Pero abandonemos los números y vengámonos a los efectos de la pandemia, aparte de que estos números habrán quedado obsoletos en tres o cuatro días, aumentando todavía más estos contrastes inexplicables. Habría que empezar por reflexionar sobre su origen en la ciudad china donde se ubica un importante instituto de virología que ya tuvo que lidiar con extraños virus hace pocos años. ¿Casualidad o causalidad? Aunque tampoco hace falta obcecarse con una conspiración, ya que una fuga accidental o un error humano serían suficientes.

Lo más importante, sin embargo, son las consecuencias, puesto que la situación actual no se puede prolongar demasiado, salvo que todos los habitantes de este planeta nos pongamos de acuerdo en evitar morir de neumonía para morirnos de hambre. Por otro lado, ni siquiera está claro que el virus vaya a remitir con el verano, pues no todos los virus son iguales y éste no tiene por qué comportarse como el de la gripe. ¿Seguiremos encerrados durante meses o años? Además, si el virus se contagia tan fácilmente, quizá sea tan solo cuestión de meses, o a lo sumo de unos pocos años, que todos los terrícolas entremos en contacto con él. No se le pueden poner puertas al campo. Un nuevo virus ha saltado a los humanos y en los humanos se va a quedar hasta el fin de los tiempos, como todos los demás. Ya lo avisó Pasteur: "Los microbios tendrán la última palabra".

Está claro, y nadie en su sano juicio lo puede discutir, que lo urgente es frenar el contagio masivo para evitar el colapso de los sistemas sanitarios de todo el mundo, con las terribles consecuencias que ello implicaría y que ya han empezado a sufrirse.

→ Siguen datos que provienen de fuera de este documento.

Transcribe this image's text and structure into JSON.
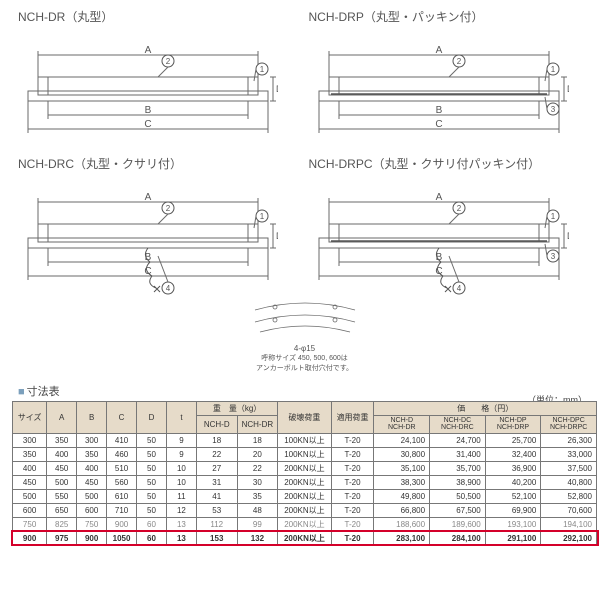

Pero, una vez parado el primer embate y ganado tiempo para aumentar los medios sanitarios y para intentar conseguir la vacuna que impida la enfermedad o los antivirales que la atenúen, el mundo entero tiene que regresar a la normalidad aunque ello implique afrontar riesgos. No cabe otra opción. Y cuanto antes, mejor.